PRESS RELEASE FROM ALISTAIR STRATHERN MP

TUESDAY 30 JANUARY 2024

FOR IMMEDIATE RELEASE

 

“End the estate adoption misery” says Mid Bedfordshire MP

 

Alistair Strathern, Labour MP for Mid Bedfordshire, has today pushed ministers to take swift action for estates across Bedfordshire, that have been waiting years for their roads to be adopted by the council.


This comes as part of Mr Strathern’s ongoing campaign on estates management companies in new developments – who are charging residents hundreds of pounds in service charges whilst allowing potholes to form on roads, grass verges uncut and graffiti building up.


Speaking today in Parliament on the government’s flagship Leasehold and Freehold Reform Bill , Mr Strathern urged ministers to bring in reforms from the government’s own watchdog, the Competition and Markets Authority (CMA). They concluded that government action is needed to address the issue of unadopted roads, along with stronger regulation of existing management of unadopted estates.


Commenting, Alistair Strathern MP said:

“It’s heart-breaking to see the stress that delays to estate adoption is causing families across Bedfordshire. Homeowners are despairing at the sky-high maintenance fees and the poor upkeep of the area around their new homes.”


“I know this is a real issue for residents here in Mid Bedfordshire. This is why I joined the Leasehold and Freehold Reform Bill committee, to scrutinise the government on their failings and to push for more radical change.


“The government’s bill fails to tackle the issue of estate adoption head on.
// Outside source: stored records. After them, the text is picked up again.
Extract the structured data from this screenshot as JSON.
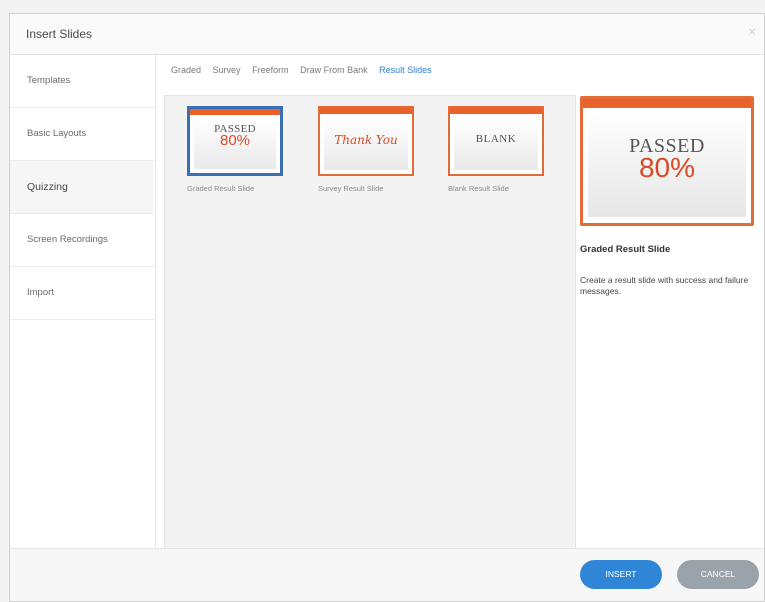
{
  "dialog": {
    "title": "Insert Slides",
    "close": "×"
  },
  "sidebar": {
    "items": [
      {
        "label": "Templates"
      },
      {
        "label": "Basic Layouts"
      },
      {
        "label": "Quizzing"
      },
      {
        "label": "Screen Recordings"
      },
      {
        "label": "Import"
      }
    ],
    "active": "Quizzing"
  },
  "tabs": {
    "items": [
      "Graded",
      "Survey",
      "Freeform",
      "Draw From Bank",
      "Result Slides"
    ],
    "active": "Result Slides"
  },
  "gallery": {
    "items": [
      {
        "caption": "Graded Result Slide",
        "line1": "PASSED",
        "line2": "80%",
        "selected": true
      },
      {
        "caption": "Survey Result Slide",
        "line1": "Thank You"
      },
      {
        "caption": "Blank Result Slide",
        "line1": "BLANK"
      }
    ]
  },
  "preview": {
    "line1": "PASSED",
    "line2": "80%",
    "title": "Graded Result Slide",
    "description": "Create a result slide with success and failure messages."
  },
  "footer": {
    "insert_label": "INSERT",
    "cancel_label": "CANCEL"
  },
  "colors": {
    "accent_orange": "#e8622a",
    "primary_blue": "#2f86d6",
    "cancel_gray": "#9aa3aa",
    "selected_border": "#3a6fb5"
  }
}
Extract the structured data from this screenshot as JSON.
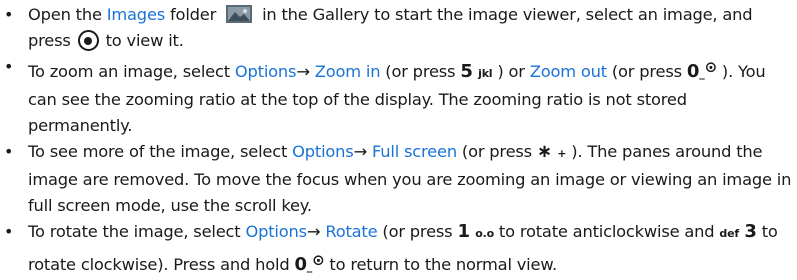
{
  "bullet_char": "•",
  "keys": {
    "five": "5",
    "jkl": "jkl",
    "zero": "0",
    "underscore": "_",
    "star": "∗",
    "plus": "+",
    "one": "1",
    "oo": "o.o",
    "def": "def",
    "three": "3",
    "web_glyph": "⊙"
  },
  "icons": {
    "folder": "images-folder-icon",
    "nav_key": "navi-key-select-icon",
    "web": "web-key-icon"
  },
  "items": [
    {
      "t1": "Open the ",
      "k1": "Images",
      "t2": " folder",
      "t3": " in the Gallery to start the image viewer, select an image, and press ",
      "t4": " to view it."
    },
    {
      "t1": "To zoom an image, select ",
      "k1": "Options",
      "arrow": "→",
      "k2": "Zoom in",
      "t2": " (or press ",
      "t3": " ) or ",
      "k3": "Zoom out",
      "t4": " (or press ",
      "t5": " ). You can see the zooming ratio at the top of the display. The zooming ratio is not stored permanently."
    },
    {
      "t1": "To see more of the image, select ",
      "k1": "Options",
      "arrow": "→",
      "k2": "Full screen",
      "t2": " (or press ",
      "t3": " ). The panes around the image are removed. To move the focus when you are zooming an image or viewing an image in full screen mode, use the scroll key."
    },
    {
      "t1": "To rotate the image, select ",
      "k1": "Options",
      "arrow": "→",
      "k2": "Rotate",
      "t2": " (or press ",
      "t3": " to rotate anticlockwise and ",
      "t4": " to rotate clockwise). Press and hold ",
      "t5": " to return to the normal view."
    }
  ],
  "colors": {
    "keyword": "#1a73d8",
    "text": "#1a1a1a"
  }
}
I’ll be continuing to push the Government to take action, and end the estate adoption misery.”


The Competition and Markets Authority set out last year the range of issues this is currently causing homeowners right across the country, from poorly maintained public realm, to excessive and exploitative maintenance charges that often duplicate services typically covered within council tax.


EDITORS' NOTES:

Find out more about the Leasehold and Freehold Reform Bill here.

The CMA working paper can be found here.

Alistair Strathern MP has long raised the issues around estate adoption, see here, here and here.

Listen to Alistair Strathern MP’s intervention here. Full transcript of Alistair’s intervention below.


**

I rise briefly to add my weight to the shadow minister's comments there.


I share wholeheartedly the concerns expressed by my Bedfordshire neighbour on this issue, as I know he, like me, has received a lot of correspondence from constituents who find themselves in a variety of challenges, and quite exposed by a situation where

regulation simply hasn't kept place with best practice.


As the CMA outlined last year, we've gone from a situation where it was simply the norm that an estate were adopted by the local authority to one where that is far from the norm.


And indeed, in the last week alone, I have spoken to residents right across my constituency who have faced issues with incredibly high service charges as estate management companies look for that next frontier of rent seeking behaviour, often duplicating as set out fees that would normally be collected by council tax.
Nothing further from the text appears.